Но тот по-прежнему остался равнодушен.

— Это скворец-то заграничный?

— Как скворец?

— Ну, разумеется! У нас скворцы говорят. Вот у дьячка покойного в нашей церкви (вы его помнить не можете, махоньки были) скворец тоже ученый был, так всякий напев знал и слова тоже мудрые, а это что ж: одно названье и вид заграничный, клюв крючком и в пере серый, а супротив дьячкового скворца ему не устоять. Ругается он и только. Кабы заняться, так можно как следует выучить.

— А ты разве умеешь.

— А вы спросите, что Захарыч не умеет.

И, начав говорить о своих талантах, Захарыч незаметно перешел на воспоминания о Краснояровке, и думы Вани направились совсем в другую сторону.

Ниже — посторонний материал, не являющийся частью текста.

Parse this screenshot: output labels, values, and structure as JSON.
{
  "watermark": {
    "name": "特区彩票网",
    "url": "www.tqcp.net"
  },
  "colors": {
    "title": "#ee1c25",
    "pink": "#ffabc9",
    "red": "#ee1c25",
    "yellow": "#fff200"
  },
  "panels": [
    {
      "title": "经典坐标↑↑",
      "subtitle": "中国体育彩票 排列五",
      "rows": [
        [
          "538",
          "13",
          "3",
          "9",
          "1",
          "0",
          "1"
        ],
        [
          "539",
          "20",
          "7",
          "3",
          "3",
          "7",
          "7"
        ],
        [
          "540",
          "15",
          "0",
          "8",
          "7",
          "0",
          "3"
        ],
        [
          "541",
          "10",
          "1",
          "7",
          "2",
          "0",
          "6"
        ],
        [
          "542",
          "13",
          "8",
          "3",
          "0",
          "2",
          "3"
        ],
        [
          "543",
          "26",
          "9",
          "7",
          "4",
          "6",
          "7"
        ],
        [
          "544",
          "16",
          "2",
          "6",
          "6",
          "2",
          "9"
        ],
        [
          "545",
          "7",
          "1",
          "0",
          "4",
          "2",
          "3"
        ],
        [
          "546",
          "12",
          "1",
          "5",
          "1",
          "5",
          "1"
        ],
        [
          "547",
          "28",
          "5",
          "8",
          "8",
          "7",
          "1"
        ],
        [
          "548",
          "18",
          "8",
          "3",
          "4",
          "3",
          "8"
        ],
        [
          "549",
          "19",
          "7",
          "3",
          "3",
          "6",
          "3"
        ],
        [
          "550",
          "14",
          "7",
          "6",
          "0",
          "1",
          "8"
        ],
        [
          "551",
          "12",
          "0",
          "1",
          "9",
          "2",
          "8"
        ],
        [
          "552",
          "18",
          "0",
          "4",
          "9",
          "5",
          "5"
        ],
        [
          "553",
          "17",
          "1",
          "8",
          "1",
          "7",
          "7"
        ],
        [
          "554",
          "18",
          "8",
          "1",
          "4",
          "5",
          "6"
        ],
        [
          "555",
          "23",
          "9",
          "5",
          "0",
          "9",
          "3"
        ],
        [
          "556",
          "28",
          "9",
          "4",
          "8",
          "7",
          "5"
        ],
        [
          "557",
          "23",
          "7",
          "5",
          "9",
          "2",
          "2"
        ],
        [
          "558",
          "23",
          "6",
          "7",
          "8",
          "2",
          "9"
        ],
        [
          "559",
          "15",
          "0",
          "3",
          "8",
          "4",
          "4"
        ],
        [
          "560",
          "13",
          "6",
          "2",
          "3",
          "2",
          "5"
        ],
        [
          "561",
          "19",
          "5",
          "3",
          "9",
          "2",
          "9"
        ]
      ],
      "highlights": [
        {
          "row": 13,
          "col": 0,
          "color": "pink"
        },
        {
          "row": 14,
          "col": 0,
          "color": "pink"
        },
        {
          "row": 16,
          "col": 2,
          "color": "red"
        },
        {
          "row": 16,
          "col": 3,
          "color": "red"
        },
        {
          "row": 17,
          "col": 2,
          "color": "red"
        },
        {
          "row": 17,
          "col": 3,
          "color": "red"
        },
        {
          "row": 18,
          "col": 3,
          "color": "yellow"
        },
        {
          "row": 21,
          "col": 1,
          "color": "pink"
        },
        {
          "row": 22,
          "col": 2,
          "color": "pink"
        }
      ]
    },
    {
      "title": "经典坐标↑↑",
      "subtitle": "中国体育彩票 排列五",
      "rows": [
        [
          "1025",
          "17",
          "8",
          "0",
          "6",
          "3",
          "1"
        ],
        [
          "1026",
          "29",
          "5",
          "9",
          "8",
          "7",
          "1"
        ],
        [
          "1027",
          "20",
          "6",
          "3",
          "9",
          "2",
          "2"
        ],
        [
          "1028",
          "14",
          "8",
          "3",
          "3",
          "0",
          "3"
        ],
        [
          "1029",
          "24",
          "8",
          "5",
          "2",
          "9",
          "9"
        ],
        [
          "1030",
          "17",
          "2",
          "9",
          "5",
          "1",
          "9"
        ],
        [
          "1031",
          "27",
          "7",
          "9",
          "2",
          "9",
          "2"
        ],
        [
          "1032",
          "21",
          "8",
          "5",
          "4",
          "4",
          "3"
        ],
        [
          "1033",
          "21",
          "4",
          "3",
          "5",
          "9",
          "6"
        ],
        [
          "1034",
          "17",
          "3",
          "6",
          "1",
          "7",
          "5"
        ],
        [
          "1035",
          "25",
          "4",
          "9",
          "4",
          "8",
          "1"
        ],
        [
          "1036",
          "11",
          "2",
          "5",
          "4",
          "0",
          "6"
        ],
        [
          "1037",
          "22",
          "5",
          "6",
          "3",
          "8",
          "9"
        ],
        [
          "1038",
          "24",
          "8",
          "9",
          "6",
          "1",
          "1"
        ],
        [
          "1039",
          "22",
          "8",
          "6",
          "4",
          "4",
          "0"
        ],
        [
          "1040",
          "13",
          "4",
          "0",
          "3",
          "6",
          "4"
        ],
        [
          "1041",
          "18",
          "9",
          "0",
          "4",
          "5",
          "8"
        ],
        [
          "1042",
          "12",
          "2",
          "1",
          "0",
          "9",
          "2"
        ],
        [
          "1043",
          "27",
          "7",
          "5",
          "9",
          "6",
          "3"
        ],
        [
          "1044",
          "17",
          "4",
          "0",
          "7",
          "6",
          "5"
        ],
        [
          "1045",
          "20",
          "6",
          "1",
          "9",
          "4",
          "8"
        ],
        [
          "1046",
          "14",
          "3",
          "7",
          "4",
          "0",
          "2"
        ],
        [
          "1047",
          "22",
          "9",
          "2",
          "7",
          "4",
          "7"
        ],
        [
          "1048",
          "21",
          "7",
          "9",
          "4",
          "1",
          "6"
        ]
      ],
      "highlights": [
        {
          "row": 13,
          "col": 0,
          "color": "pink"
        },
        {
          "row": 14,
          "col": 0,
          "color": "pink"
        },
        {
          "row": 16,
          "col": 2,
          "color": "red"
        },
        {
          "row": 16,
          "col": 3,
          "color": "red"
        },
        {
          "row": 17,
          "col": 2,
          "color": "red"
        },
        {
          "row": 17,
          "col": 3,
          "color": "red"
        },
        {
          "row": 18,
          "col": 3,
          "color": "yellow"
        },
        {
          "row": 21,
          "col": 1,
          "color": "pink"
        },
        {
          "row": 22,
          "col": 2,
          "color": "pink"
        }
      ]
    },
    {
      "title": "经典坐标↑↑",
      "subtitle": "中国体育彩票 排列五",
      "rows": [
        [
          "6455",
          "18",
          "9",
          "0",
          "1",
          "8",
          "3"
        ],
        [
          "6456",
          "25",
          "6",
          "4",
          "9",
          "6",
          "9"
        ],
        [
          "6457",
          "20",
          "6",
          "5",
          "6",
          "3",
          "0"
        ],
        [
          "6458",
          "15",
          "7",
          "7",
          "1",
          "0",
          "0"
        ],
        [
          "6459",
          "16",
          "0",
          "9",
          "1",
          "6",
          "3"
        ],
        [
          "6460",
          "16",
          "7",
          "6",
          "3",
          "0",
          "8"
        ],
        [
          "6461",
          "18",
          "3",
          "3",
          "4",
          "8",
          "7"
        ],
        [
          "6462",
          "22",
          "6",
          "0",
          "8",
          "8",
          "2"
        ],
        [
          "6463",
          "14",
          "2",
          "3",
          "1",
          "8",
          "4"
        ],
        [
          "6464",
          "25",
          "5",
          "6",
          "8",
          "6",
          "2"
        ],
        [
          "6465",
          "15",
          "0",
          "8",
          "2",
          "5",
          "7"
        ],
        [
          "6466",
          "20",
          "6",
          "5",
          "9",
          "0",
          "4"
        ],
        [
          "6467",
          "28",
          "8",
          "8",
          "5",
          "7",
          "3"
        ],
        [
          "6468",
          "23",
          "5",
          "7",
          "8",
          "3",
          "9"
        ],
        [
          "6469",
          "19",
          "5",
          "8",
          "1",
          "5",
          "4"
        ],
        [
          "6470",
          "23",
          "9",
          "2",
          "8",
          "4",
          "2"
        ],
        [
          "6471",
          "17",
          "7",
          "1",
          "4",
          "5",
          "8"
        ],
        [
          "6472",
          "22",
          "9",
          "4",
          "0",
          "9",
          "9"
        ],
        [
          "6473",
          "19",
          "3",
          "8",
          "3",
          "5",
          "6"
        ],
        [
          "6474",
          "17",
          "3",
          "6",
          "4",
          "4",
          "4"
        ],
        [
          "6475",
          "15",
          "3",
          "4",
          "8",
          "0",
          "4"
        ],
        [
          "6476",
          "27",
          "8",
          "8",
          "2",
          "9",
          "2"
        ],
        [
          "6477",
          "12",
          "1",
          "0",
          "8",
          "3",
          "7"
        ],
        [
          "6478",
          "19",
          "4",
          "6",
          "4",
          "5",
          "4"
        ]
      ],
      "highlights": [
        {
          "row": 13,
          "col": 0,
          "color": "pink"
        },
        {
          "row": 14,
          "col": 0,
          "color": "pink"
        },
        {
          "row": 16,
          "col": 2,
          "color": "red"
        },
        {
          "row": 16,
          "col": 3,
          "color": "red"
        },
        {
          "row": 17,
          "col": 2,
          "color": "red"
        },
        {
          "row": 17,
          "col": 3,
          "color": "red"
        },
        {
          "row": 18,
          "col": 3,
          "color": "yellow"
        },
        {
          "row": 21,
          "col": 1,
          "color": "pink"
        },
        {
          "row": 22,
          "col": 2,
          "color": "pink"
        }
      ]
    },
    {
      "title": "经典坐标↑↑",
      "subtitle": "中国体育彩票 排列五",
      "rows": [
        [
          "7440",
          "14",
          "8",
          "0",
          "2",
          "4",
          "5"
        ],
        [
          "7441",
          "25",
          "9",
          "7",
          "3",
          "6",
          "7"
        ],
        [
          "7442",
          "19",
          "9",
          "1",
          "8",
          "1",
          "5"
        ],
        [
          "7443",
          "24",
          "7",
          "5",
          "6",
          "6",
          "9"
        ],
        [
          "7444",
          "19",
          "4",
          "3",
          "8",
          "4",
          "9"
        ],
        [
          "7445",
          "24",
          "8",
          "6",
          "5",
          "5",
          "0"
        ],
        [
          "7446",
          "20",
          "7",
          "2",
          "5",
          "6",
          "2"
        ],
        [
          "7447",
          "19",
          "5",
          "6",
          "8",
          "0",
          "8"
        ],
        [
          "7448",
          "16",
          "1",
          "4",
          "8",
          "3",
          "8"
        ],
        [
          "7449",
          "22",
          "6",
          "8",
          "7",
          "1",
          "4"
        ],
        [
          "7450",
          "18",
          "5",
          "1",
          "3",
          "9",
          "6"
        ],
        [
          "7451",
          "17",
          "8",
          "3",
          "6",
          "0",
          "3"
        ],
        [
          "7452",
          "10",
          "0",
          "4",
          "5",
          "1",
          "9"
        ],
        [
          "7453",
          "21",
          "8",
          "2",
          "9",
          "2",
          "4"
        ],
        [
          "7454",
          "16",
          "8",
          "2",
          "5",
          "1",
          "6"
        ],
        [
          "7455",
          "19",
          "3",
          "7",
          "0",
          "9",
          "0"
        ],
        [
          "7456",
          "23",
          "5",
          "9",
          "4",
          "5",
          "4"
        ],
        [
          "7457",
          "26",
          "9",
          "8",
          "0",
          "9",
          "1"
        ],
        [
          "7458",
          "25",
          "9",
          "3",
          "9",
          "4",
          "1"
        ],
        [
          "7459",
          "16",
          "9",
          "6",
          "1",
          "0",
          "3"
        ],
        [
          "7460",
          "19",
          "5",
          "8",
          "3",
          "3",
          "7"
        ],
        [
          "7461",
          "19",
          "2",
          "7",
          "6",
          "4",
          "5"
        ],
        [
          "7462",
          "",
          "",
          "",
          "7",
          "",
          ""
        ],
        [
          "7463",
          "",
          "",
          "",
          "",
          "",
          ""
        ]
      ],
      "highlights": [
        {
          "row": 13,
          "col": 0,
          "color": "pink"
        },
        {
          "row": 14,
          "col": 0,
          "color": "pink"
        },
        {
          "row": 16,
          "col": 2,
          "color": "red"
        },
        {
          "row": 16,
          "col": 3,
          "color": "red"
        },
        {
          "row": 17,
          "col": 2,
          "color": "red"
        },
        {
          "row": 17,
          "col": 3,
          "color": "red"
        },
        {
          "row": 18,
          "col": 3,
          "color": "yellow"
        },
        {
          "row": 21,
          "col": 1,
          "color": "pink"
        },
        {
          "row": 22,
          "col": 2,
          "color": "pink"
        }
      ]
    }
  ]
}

Вскоре после того, как молодой Борзой произвел среди петиметров сенсацию своими рассказами о Красноярском и даже показал его некоторым из них, Зубов после своего утреннего туалета, на котором присутствовали не только петиметры, но и некоторые старые вельможи, оставил у себя несколько «куртизанов», в том числе и Борзого, завтракать. Ему было скучно одному, и он хотел провести время среди таких же молодых людей, каким и сам был. В последние дни все к нему приходили с бумагами, которых он и не понимал, хотя старался показать обратное, и терпеть не мог. Он хотел попробовать устроить у себя «молодой» завтрак в надежде, не развеселит ли его хоть это. Все ему приелось, наскучило и надоело.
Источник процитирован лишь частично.